私はYouTubeの埋め込みコードや他のHTMLタグを追加しようとしているテキストエリアがあります。 $this->input->postはタグをそれぞれ<と>に変換しますが、<h1>タグと<h2>タグは変換していません。

これらの値をどのように保存することができますか？

Answer 1

なぜ、CIsの自動サニタイズを避けて、htmlspecialchars($_POST['var']);のようなものを使用しますか？または、YouTubeのURLを消毒するためのヘルパー機能を作ってください...

Answer 2

または、あなたはビデオIDコードを求めても、あなたが得ているものからコードを解析することもできます。

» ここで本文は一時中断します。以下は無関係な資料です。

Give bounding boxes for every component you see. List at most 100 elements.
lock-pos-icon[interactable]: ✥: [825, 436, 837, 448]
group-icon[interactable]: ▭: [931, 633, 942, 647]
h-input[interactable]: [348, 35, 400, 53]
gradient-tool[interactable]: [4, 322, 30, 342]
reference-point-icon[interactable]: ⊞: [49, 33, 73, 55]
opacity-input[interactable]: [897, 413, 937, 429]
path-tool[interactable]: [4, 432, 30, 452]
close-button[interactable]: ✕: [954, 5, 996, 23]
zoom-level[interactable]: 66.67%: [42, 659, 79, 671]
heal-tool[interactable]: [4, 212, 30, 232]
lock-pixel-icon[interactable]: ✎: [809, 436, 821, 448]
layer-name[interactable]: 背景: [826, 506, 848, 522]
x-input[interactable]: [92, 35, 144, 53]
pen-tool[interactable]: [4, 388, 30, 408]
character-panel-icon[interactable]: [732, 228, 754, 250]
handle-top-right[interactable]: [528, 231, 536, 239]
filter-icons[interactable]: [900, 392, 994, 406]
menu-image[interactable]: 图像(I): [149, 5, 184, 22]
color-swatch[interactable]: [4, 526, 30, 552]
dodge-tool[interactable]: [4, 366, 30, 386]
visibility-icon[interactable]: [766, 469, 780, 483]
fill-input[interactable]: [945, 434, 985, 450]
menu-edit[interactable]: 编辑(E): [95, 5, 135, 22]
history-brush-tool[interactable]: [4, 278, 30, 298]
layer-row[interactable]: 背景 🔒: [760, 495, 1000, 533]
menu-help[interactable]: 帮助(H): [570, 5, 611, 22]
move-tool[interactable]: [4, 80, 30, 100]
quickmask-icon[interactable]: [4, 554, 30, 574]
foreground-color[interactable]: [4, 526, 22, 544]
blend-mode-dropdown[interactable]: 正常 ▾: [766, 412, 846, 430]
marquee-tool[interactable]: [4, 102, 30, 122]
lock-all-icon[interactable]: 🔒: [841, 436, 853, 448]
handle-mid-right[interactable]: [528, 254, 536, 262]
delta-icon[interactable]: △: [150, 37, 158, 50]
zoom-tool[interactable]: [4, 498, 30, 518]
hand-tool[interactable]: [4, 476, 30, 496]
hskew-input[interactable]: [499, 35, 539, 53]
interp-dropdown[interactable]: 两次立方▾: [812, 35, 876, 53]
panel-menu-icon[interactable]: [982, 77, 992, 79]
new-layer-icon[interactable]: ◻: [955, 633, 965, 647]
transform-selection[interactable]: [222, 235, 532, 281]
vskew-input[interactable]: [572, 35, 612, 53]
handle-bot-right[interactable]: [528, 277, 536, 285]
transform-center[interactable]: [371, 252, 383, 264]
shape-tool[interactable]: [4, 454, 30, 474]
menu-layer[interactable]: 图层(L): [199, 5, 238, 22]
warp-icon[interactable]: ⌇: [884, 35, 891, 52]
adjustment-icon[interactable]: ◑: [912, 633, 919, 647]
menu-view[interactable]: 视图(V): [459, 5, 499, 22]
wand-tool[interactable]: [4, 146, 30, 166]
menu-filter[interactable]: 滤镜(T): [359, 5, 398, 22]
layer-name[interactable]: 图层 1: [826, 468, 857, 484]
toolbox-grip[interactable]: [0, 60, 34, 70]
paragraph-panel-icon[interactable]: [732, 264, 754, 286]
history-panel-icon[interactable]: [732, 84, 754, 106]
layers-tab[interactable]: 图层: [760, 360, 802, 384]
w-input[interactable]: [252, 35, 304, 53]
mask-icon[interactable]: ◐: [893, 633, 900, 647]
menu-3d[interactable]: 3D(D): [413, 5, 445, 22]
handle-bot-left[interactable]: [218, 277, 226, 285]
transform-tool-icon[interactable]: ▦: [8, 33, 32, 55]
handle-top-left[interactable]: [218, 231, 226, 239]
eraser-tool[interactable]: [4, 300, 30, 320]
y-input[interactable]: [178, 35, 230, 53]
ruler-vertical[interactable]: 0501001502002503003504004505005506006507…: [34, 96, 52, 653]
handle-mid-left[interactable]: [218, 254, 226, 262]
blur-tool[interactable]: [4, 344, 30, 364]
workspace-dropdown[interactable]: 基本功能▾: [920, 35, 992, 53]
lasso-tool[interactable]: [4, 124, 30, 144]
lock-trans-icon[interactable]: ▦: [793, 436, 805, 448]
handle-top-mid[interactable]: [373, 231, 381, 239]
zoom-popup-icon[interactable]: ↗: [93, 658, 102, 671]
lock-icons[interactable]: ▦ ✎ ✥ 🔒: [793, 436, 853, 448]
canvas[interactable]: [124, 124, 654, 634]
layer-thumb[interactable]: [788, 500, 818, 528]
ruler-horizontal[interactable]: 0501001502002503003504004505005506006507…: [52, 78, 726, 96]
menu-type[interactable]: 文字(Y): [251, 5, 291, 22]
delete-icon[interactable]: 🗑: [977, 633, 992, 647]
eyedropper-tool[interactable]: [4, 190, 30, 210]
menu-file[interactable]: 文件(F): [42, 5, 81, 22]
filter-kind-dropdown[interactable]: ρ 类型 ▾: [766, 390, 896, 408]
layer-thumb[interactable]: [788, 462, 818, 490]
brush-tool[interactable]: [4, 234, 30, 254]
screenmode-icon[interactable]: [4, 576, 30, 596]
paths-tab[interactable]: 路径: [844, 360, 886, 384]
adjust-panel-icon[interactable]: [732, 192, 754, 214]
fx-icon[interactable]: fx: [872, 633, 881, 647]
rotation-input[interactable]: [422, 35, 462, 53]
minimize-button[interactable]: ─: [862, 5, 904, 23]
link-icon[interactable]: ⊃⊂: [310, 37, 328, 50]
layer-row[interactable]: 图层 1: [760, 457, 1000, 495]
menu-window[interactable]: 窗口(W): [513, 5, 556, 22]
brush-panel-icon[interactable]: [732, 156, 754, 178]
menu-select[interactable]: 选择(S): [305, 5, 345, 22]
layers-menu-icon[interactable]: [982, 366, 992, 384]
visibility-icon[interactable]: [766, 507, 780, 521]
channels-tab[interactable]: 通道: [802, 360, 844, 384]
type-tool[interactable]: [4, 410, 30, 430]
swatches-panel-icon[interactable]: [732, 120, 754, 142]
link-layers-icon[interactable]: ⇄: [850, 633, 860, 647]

これにより、URLまたは埋め込みコードの両方を使用できます。 IDだけを格納することで、データベースのスペースが少なくて済み、埋め込みコード/ urlを出力するヘルパー関数を書くことができます。

Answer 3

iframeを許可する必要があるフォームの数が少ない場合は、有効なYouTube埋め込みコードであることを検証しながらiframeを復元する関数を作成するだけです。

設定でglobal_xss_filteringを無効にすることもできます（使用している場合は実装しないこともできます）が、理想的な解決策ではありません（1つのことを動作させるためにすべてのセキュリティをオフにするのは一般的に恐ろしい考えです）。

$config['global_xss_filtering'] = FALSE; 

、除外を受けるすべてのタグを見るCI_Inputクラスで見て、「$naughty」変数を検索します。パイプで区切られたリストが表示されます（このクラスでは何も変更しないでください）。そして、この場合

Answer 4

、オリジナルのテキストエリアの値を取得する代わりに$this->input->postの$_POSTを使用し、必要タグを失うことなく、コンテンツをきれいにするHTML Purifierを使用しています。

詳細については、HTML Purifierのドキュメントをチェックする必要があります。 this specific documentation page about "Embedding YouTube Videos"を確認してください。